On February third, the Japanese celebrate Setsubun, a festival celebrating the end of winter and the beginning of warm spring. Roasted soybeans, called fuku mame (fortune beans) are thrown at Mame make (bean throwing) ceremonies held in shrines and temples as people try to ward off devils and wish for good fortune. It is believed that if you eat the same number of fuku mame, equal to your age this will bring you health and happiness in the coming year. Setsubun is unique in that it is honored both at Shinto shrines and Buddhist temples. 

I joined 20 Americans and one very generous and lovely Japanese lady, Reiko-san, for the bean throwing celebration at the Hachimangu Shrine in Kamakura yesterday. Reiko-san, when asked if she could arrange for a group of Americans to view the Setsubun activities did not miss a beat and responded by replying "Sure, how many tickets?" 

20 was the answer. 

She's a brave soul to take on so many of us single handedly but more than managed (we introduced her to the saying of "herding cats"). She was not only able to procure us tickets to the roped off area of the event but also tickets to the Winter Peony exhibition (my good fortune to see it twice within a week) as well as having us meet one of the head priests after the ceremony. He then presented all of us with gift bags. Seriously. The tickets were free and we get gifts too? 

I had no idea what exactly to expect but the celebration was so much fun. The throwers are apparently dignitaries and local celebrities who line the pavilion holding boxes filled with little packets of soy beans. At the sound of a gong they proceed to throw them out to the crowd, while over a speaker you hear "Oni wa so to. Fu ku wa uchi! Oni wa so to. Fu ku wa uchi!" After less than a minute you hear whistles and everything stops. This happened several times until I finally turned to one of my friends and said "what are the whistles for?" and a Japanese bystander piped up and told us that they are for crowd control. Only in Japan! Not only do they have people watching and decide when things are getting a little rowdy to blow a whistle – everyone listens and stops. I can see why they do this though, I was too busy trying to snap photos while getting knocked about and left the bean catching to my daughter. She did quite well, not only did she get a packet with a symbol for a prize (what we discovered the bags were all for that I took a photo of walking in) she also scored enough packets for everyone in the family to eat roasted soy beans to bring us health and happiness in the coming year. Now that's something to not only celebrate but also give me some ... inspiration

Wednesday, February 1, 2012

Kamakura Winter Peonies at Hachimangu

on all sides,
the peony wards off
rain clouds

– Yosa Buson (1716–1783)

I’ve entered into the phase we military spouses refer to as short-timers. We have six months left of our tour here in Japan and with the flip of the calendar into a new year I seem to have been hit head on with the meaning … I’ve begun the season of “lasts.” As in … this will be the last time I go to the Tokyo International Quilt Show – ever. As in … I will not get to see the Yamate Western style homes decorated again.

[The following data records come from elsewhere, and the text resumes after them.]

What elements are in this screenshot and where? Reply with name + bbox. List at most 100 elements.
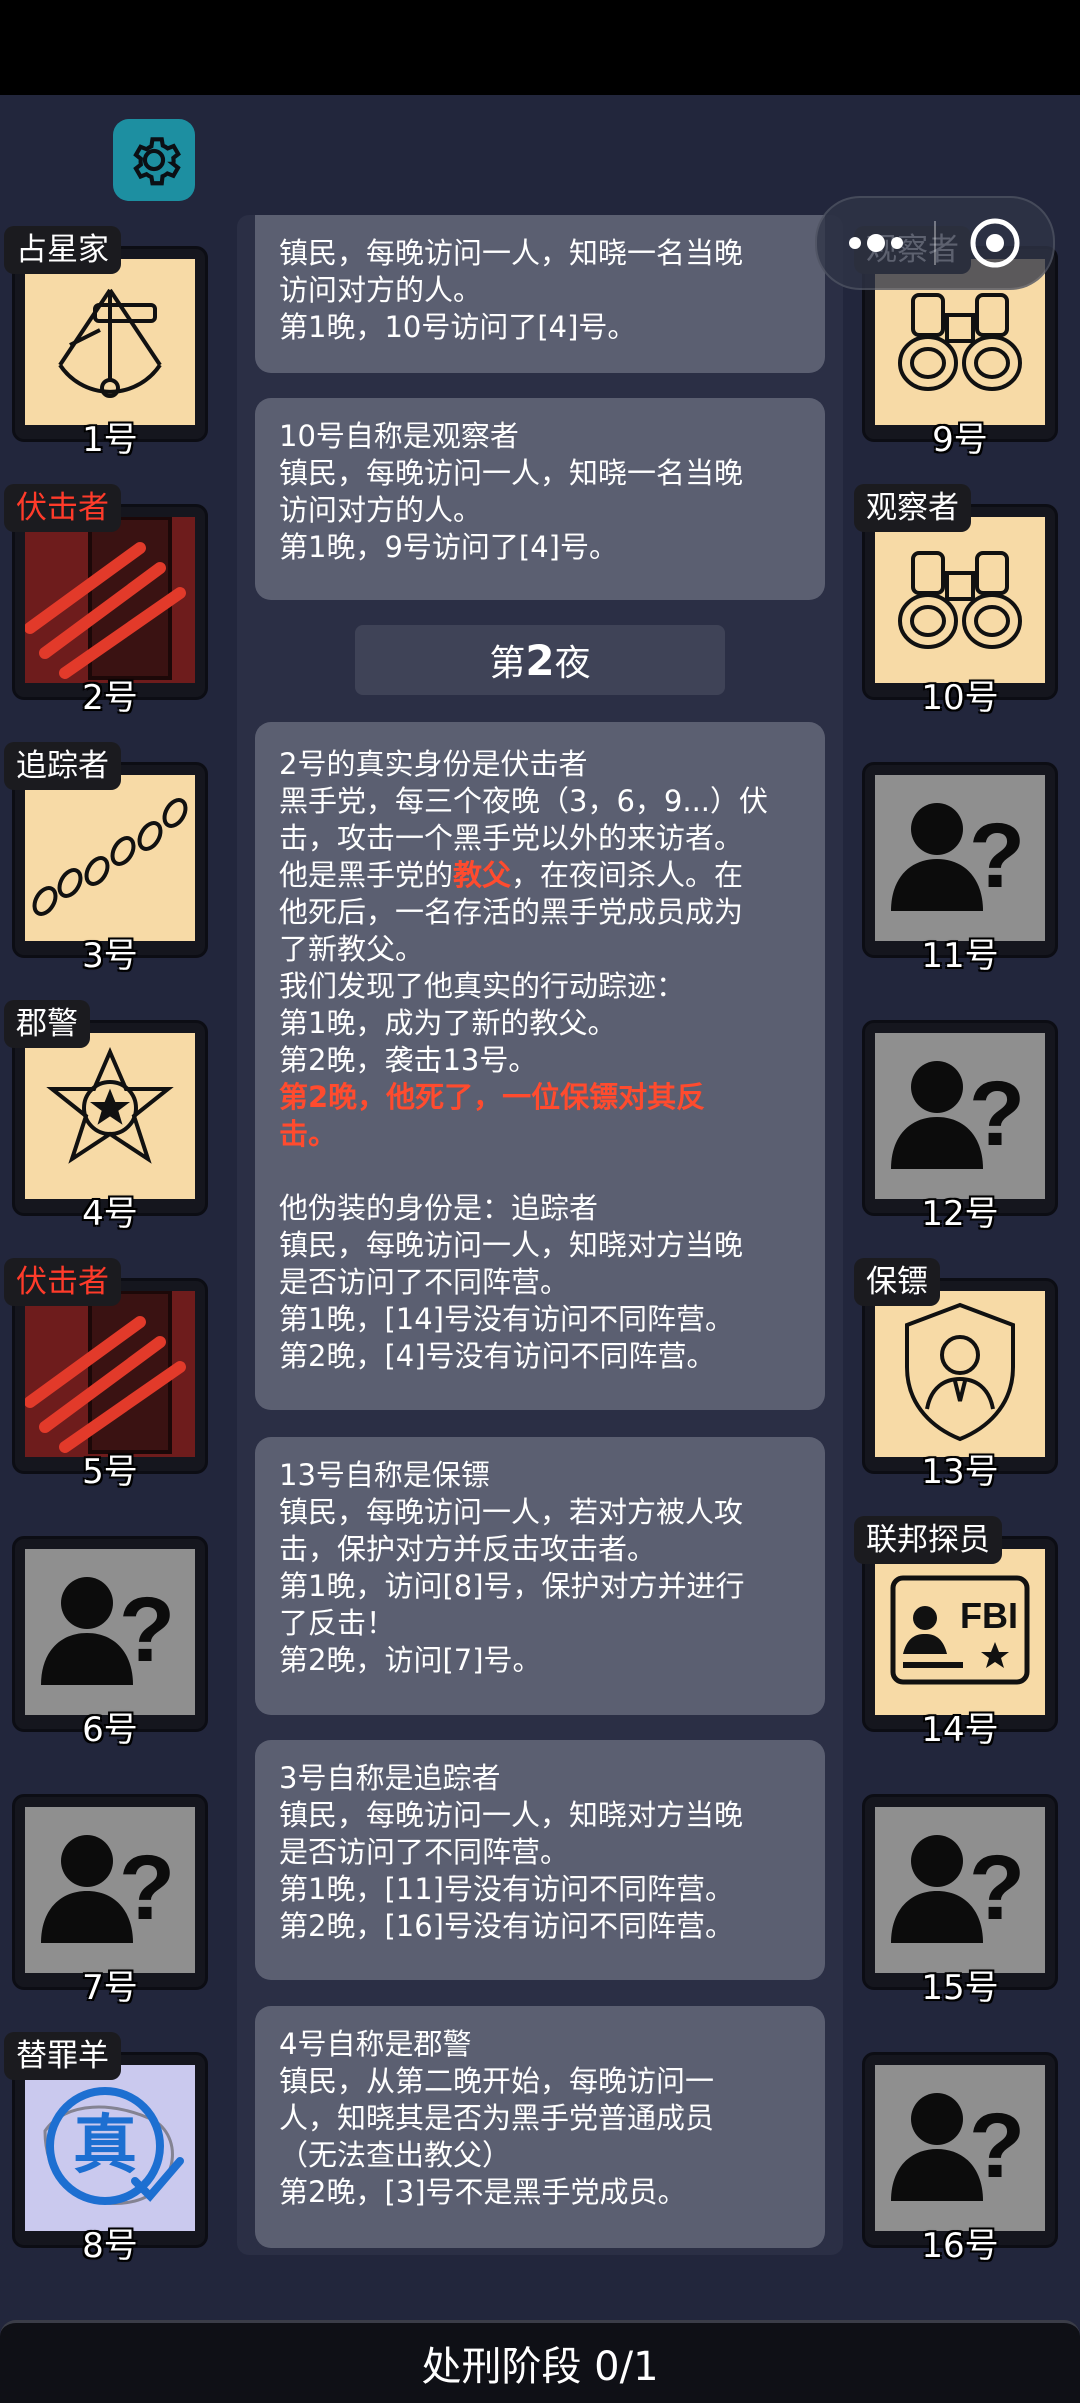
player-number: 14号 — [921, 1710, 999, 1750]
claw-scratch-icon — [25, 1291, 195, 1457]
log-line: 了新教父。 — [279, 932, 425, 966]
execution-phase-label: 处刑阶段 0/1 — [421, 2344, 659, 2390]
player-portrait: ? — [25, 1807, 195, 1973]
player-card[interactable]: ? 15号 — [862, 1794, 1058, 2008]
role-tag: 伏击者 — [4, 1258, 121, 1306]
log-message: 4号自称是郡警 镇民，从第二晚开始，每晚访问一 人，知晓其是否为黑手党普通成员 （无法… — [255, 2006, 825, 2248]
player-number: 3号 — [82, 936, 138, 976]
svg-text:?: ? — [119, 1837, 175, 1939]
log-line: 镇民，从第二晚开始，每晚访问一 — [279, 2064, 715, 2098]
log-line: 第2晚，袭击13号。 — [279, 1043, 538, 1077]
player-card[interactable]: ? 7号 — [12, 1794, 208, 2008]
true-stamp-icon: 真 — [25, 2071, 195, 2225]
log-line: 第1晚，10号访问了[4]号。 — [279, 310, 637, 344]
log-line: 4号自称是郡警 — [279, 2027, 472, 2061]
player-number: 16号 — [921, 2226, 999, 2266]
player-number: 7号 — [82, 1968, 138, 2008]
log-line: 镇民，每晚访问一人，知晓一名当晚 — [279, 456, 744, 490]
execution-phase-bar[interactable]: 处刑阶段 0/1 — [0, 2320, 1080, 2403]
log-line: 击。 — [279, 1117, 338, 1151]
player-number: 5号 — [82, 1452, 138, 1492]
player-portrait — [25, 1033, 195, 1199]
sheriff-badge-icon — [40, 1044, 180, 1188]
log-text: 他是黑手党的 — [279, 858, 454, 892]
unknown-person-icon: ? — [885, 1049, 1035, 1183]
log-line: 是否访问了不同阵营。 — [279, 1265, 570, 1299]
player-number: 9号 — [932, 420, 988, 460]
log-line: 访问对方的人。 — [279, 493, 483, 527]
player-portrait: FBI — [875, 1549, 1045, 1715]
player-card[interactable]: 13号 — [862, 1278, 1058, 1492]
role-tag: 联邦探员 — [854, 1516, 1002, 1564]
svg-text:FBI: FBI — [960, 1595, 1018, 1636]
sextant-icon — [40, 270, 180, 414]
role-tag: 伏击者 — [4, 484, 121, 532]
role-tag: 保镖 — [854, 1258, 940, 1306]
claw-scratch-icon — [25, 517, 195, 683]
log-message: 10号自称是观察者 镇民，每晚访问一人，知晓一名当晚 访问对方的人。 第1晚，9号访问… — [255, 398, 825, 600]
status-bar — [0, 0, 1080, 95]
log-line: 10号自称是观察者 — [279, 419, 519, 453]
log-line: （无法查出教父） — [279, 2138, 512, 2172]
svg-text:?: ? — [119, 1579, 175, 1681]
role-tag: 替罪羊 — [4, 2032, 121, 2080]
gear-icon — [133, 137, 181, 186]
player-card[interactable]: 3号 — [12, 762, 208, 976]
log-message: 13号自称是保镖 镇民，每晚访问一人，若对方被人攻 击，保护对方并反击攻击者。 第1晚… — [255, 1437, 825, 1715]
player-card[interactable]: 4号 — [12, 1020, 208, 1234]
footprints-icon — [25, 791, 195, 925]
more-dots-icon[interactable] — [817, 234, 934, 252]
log-line: 第1晚，访问[8]号，保护对方并进行 — [279, 1569, 745, 1603]
player-portrait: 真 — [25, 2065, 195, 2231]
player-card[interactable]: ? 6号 — [12, 1536, 208, 1750]
player-card[interactable]: 10号 — [862, 504, 1058, 718]
log-line: 第2晚，访问[7]号。 — [279, 1643, 542, 1677]
player-number: 8号 — [82, 2226, 138, 2266]
player-card[interactable]: 5号 — [12, 1278, 208, 1492]
unknown-person-icon: ? — [885, 2081, 1035, 2215]
player-card[interactable]: FBI 14号 — [862, 1536, 1058, 1750]
unknown-person-icon: ? — [35, 1823, 185, 1957]
log-text: ，在夜间杀人。在 — [511, 858, 744, 892]
player-card[interactable]: 2号 — [12, 504, 208, 718]
player-portrait: ? — [875, 1033, 1045, 1199]
fbi-card-icon: FBI — [885, 1570, 1035, 1694]
log-line: 第2晚，他死了，一位保镖对其反 — [279, 1080, 706, 1114]
night-header: 第2夜 — [355, 625, 725, 695]
log-line: 第2晚，[3]号不是黑手党成员。 — [279, 2175, 687, 2209]
target-circle-icon[interactable] — [936, 217, 1053, 269]
log-line: 第2晚，[16]号没有访问不同阵营。 — [279, 1909, 734, 1943]
svg-text:?: ? — [969, 2095, 1025, 2197]
log-line: 13号自称是保镖 — [279, 1458, 490, 1492]
player-card[interactable]: ? 16号 — [862, 2052, 1058, 2266]
log-line: 他死后，一名存活的黑手党成员成为 — [279, 895, 744, 929]
log-line: 镇民，每晚访问一人，知晓对方当晚 — [279, 1228, 744, 1262]
player-number: 4号 — [82, 1194, 138, 1234]
log-line: 镇民，每晚访问一人，知晓对方当晚 — [279, 1798, 744, 1832]
player-card[interactable]: ? 12号 — [862, 1020, 1058, 1234]
player-portrait — [25, 517, 195, 683]
player-portrait: ? — [875, 1807, 1045, 1973]
log-line: 镇民，每晚访问一人，知晓一名当晚 — [279, 236, 744, 270]
settings-button[interactable] — [113, 119, 195, 201]
player-portrait — [25, 1291, 195, 1457]
svg-text:真: 真 — [73, 2109, 137, 2183]
log-line: 2号的真实身份是伏击者 — [279, 747, 588, 781]
player-number: 11号 — [921, 936, 999, 976]
svg-text:?: ? — [969, 805, 1025, 907]
player-number: 10号 — [921, 678, 999, 718]
miniprogram-capsule[interactable] — [815, 196, 1055, 290]
player-card[interactable]: 真 8号 — [12, 2052, 208, 2266]
unknown-person-icon: ? — [885, 791, 1035, 925]
player-card[interactable]: 1号 — [12, 246, 208, 460]
binoculars-icon — [895, 285, 1025, 399]
player-portrait: ? — [25, 1549, 195, 1715]
player-portrait — [25, 775, 195, 941]
log-line: 他伪装的身份是：追踪者 — [279, 1191, 599, 1225]
log-message: 镇民，每晚访问一人，知晓一名当晚 访问对方的人。 第1晚，10号访问了[4]号。 — [255, 215, 825, 373]
svg-text:?: ? — [969, 1837, 1025, 1939]
role-tag: 占星家 — [4, 226, 121, 274]
log-line: 第1晚，成为了新的教父。 — [279, 1006, 617, 1040]
player-card[interactable]: ? 11号 — [862, 762, 1058, 976]
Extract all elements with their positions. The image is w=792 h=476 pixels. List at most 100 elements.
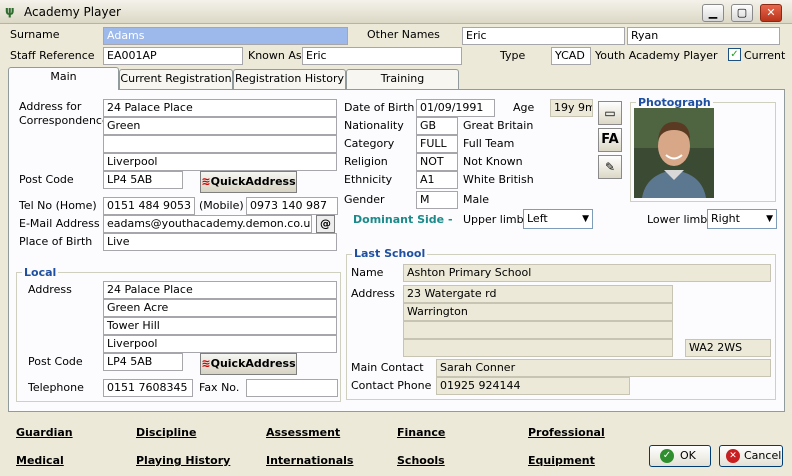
correspondence-address-label: Address for Correspondence: [19, 100, 109, 127]
chevron-down-icon: ▼: [582, 214, 589, 224]
nationality-desc: Great Britain: [463, 119, 534, 132]
quick-address-button[interactable]: ≋QuickAddress: [200, 171, 297, 193]
link-equipment[interactable]: Equipment: [528, 454, 595, 467]
staff-ref-field[interactable]: EA001AP: [103, 47, 243, 65]
address-line-3[interactable]: [103, 135, 337, 153]
link-medical[interactable]: Medical: [16, 454, 64, 467]
gender-code-field[interactable]: M: [416, 191, 458, 209]
upper-limb-select[interactable]: Left ▼: [523, 209, 593, 229]
address-line-4[interactable]: Liverpool: [103, 153, 337, 171]
nationality-label: Nationality: [344, 119, 404, 132]
local-telephone-field[interactable]: 0151 7608345: [103, 379, 193, 397]
ethnicity-desc: White British: [463, 173, 534, 186]
quick-address-icon: ≋: [201, 357, 211, 370]
tel-home-label: Tel No (Home): [19, 199, 97, 212]
school-address-line-2: Warrington: [403, 303, 673, 321]
ok-button[interactable]: ✓ OK: [649, 445, 711, 467]
cancel-button[interactable]: ✕ Cancel: [719, 445, 783, 467]
tab-current-registration[interactable]: Current Registration: [119, 69, 233, 89]
known-as-label: Known As: [248, 49, 302, 62]
fa-button[interactable]: FA: [598, 128, 622, 152]
address-line-2[interactable]: Green: [103, 117, 337, 135]
id-card-icon[interactable]: ▭: [598, 101, 622, 125]
place-of-birth-label: Place of Birth: [19, 235, 93, 248]
religion-code-field[interactable]: NOT: [416, 153, 458, 171]
dob-field[interactable]: 01/09/1991: [416, 99, 495, 117]
local-telephone-label: Telephone: [28, 381, 84, 394]
person-photo-icon: [634, 108, 714, 198]
link-guardian[interactable]: Guardian: [16, 426, 73, 439]
cancel-icon: ✕: [726, 449, 740, 463]
dominant-side-title: Dominant Side -: [353, 213, 453, 226]
category-desc: Full Team: [463, 137, 515, 150]
school-postcode-field: WA2 2WS: [685, 339, 771, 357]
quick-address-label: QuickAddress: [210, 357, 296, 370]
cancel-label: Cancel: [744, 449, 782, 462]
age-label: Age: [513, 101, 535, 114]
contact-phone-label: Contact Phone: [351, 379, 432, 392]
chevron-down-icon: ▼: [766, 214, 773, 224]
last-school-title: Last School: [352, 247, 428, 260]
gender-label: Gender: [344, 193, 385, 206]
quick-address-icon: ≋: [201, 175, 211, 188]
document-edit-icon[interactable]: ✎: [598, 155, 622, 179]
lower-limb-value: Right: [711, 212, 740, 225]
postcode-field[interactable]: LP4 5AB: [103, 171, 183, 189]
other-name-1-field[interactable]: Eric: [462, 27, 625, 45]
school-name-field: Ashton Primary School: [403, 264, 771, 282]
tel-home-field[interactable]: 0151 484 9053: [103, 197, 195, 215]
category-code-field[interactable]: FULL: [416, 135, 458, 153]
email-field[interactable]: eadams@youthacademy.demon.co.uk: [103, 215, 312, 233]
tab-main[interactable]: Main: [8, 67, 119, 90]
local-address-label: Address: [28, 283, 72, 296]
maximize-icon[interactable]: ▢: [731, 4, 753, 22]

It also begins a phase of firsts – making the time to experience those things I’ve wanted to see but somehow never made the time to. This is how I found myself last week, standing in the Winter Peony exhibition on the grounds of the Hachimangu Shrine in Kamakura, crossing off one of those items on my short-list. The past two winters I had seen the posters for these winter beauties in the train station and had made mental notes to myself to go see them but other priorities apparently got in the way. Now, without another winter season ahead of me here in Japan, I had to make time or the opportunity would be lost.

Among the many things the Japanese Way has led me to appreciate, is the way they take time out to enjoy and appreciate the beauty of nature. There were eight of us who took the train ride over from Yokosuka to Kamkaura last week. It was a cold windy day with clouds moving in and out of some desperately needed sunshine. As Buson said in his haiku “on all sides, the peony wards off, rain clouds” – the peonies were beautiful and of course left me … inspired.